Un silencio que aturde

El enojo fue el principal enemigo de Ramón Díaz después de los errores árbitrales sufridos a lo largo del campeonato. Por eso esta vez eligió el silencio. El DT dejará que baje el agua, la bronca y mañana el lunes en conferencia.

ramonEl gol anulado a Rodrigo Mora encendió el enojo, más allá de lo fino de la interpretación a la que está sujeta la jugada. Pero la sensación es que el uruguayo frenó la pelota con su mano para luego empujar el balón hacia la red. Luego, llegó el claro penal de Vangioni que, por los antecedentes, echó más nafta a un fuego que venía intenso.

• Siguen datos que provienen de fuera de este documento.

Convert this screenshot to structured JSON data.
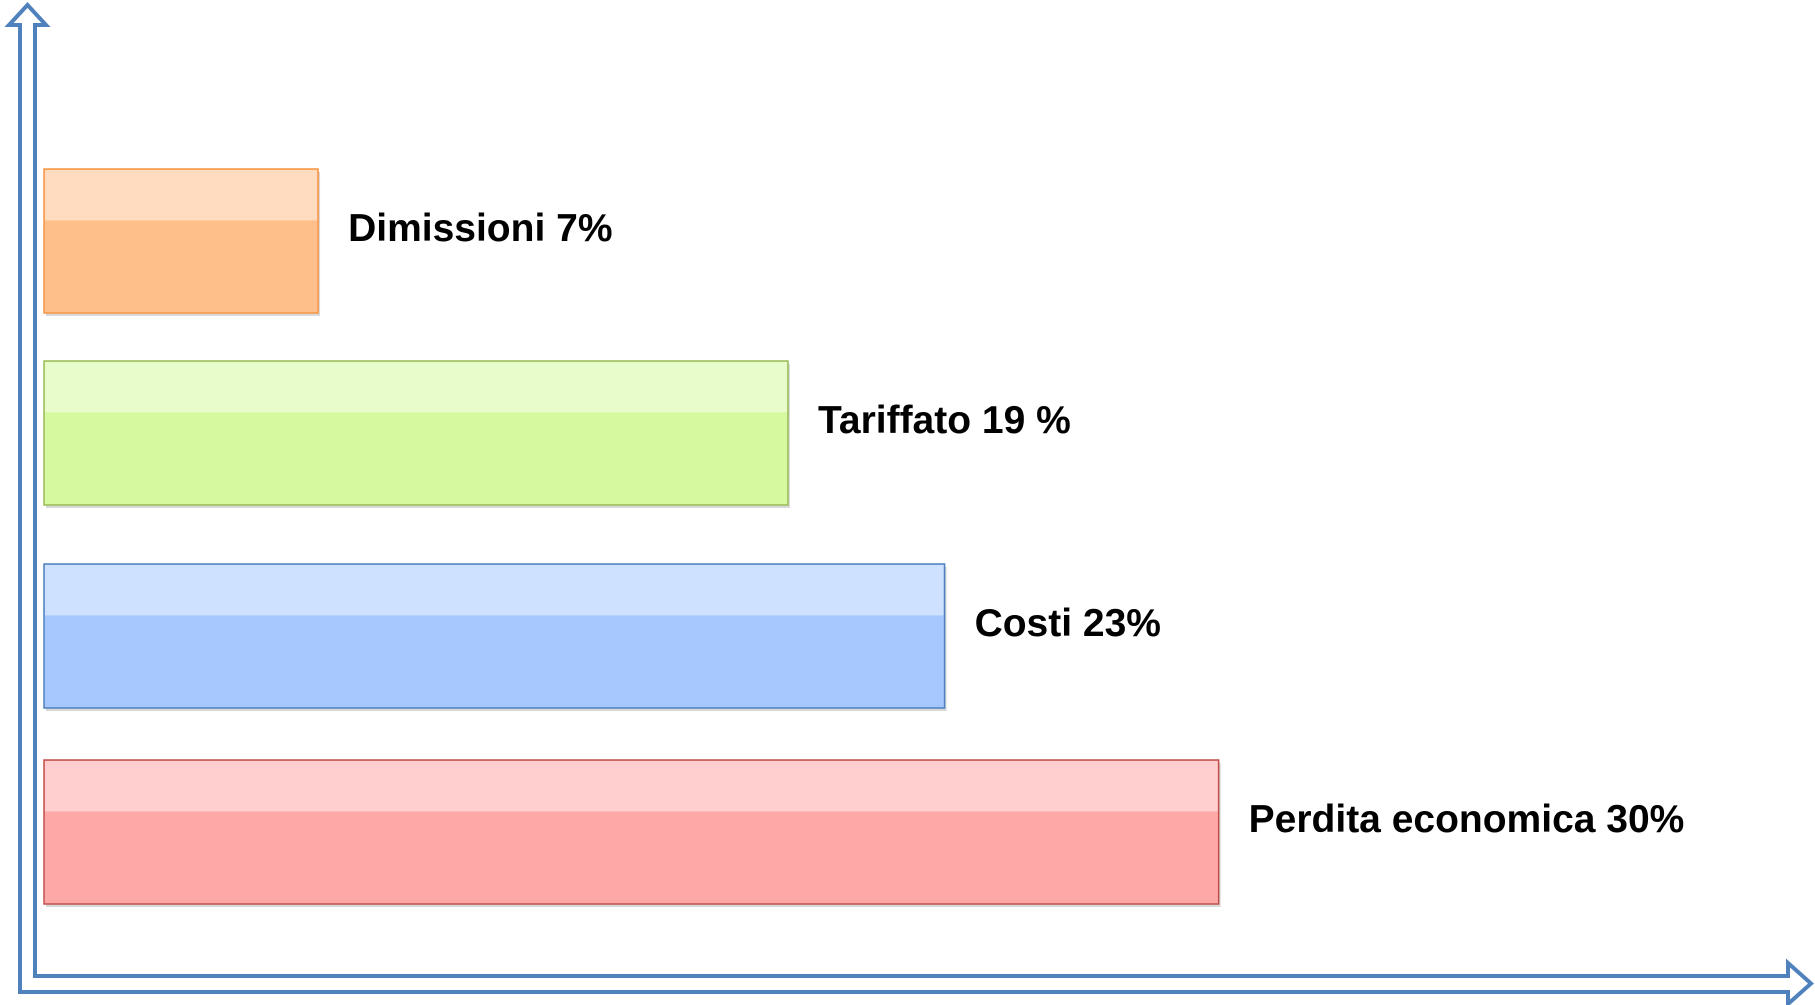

La explosión fue la reiteración del penal que atajó Barovero.

A todas esas polémicas que generó el arbitraje de Darío Herrera, un referí que tiene tan sólo 10 partidos en Primera División, se le suman los antecedentes más cercanos: el “penal” de Maidana contra Rasic que derivó en derrota contra Gimnasia de la Plata y la mano del último fin de semana que privó a River de empatarle a Colón de Santa Fe.

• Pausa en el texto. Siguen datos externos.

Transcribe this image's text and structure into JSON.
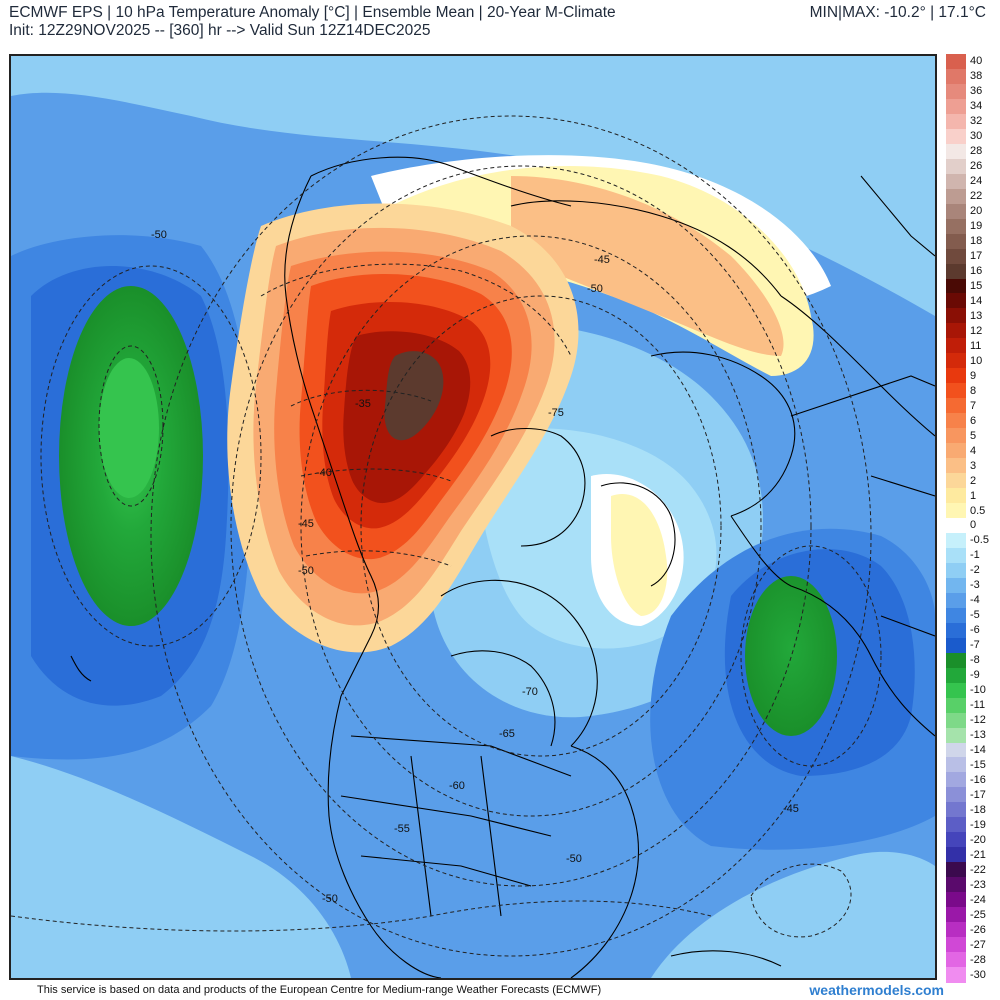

Sin embargo, bajo ese manto de piedad y cautela, también se esconde una actitud pasible de crítica. River no juega bien, pierde con fundamentos y los errores arbitrales, a esta altura, sólo puede ser un justificativo para el bajísimo nivel que está mostrando el equipo.

En ese contexto, Ramón estaba en llamas. Sin embargo, optó por irse sin hablar del Gasómetro. La conferencia quedará para el lunes luego del entrenamiento.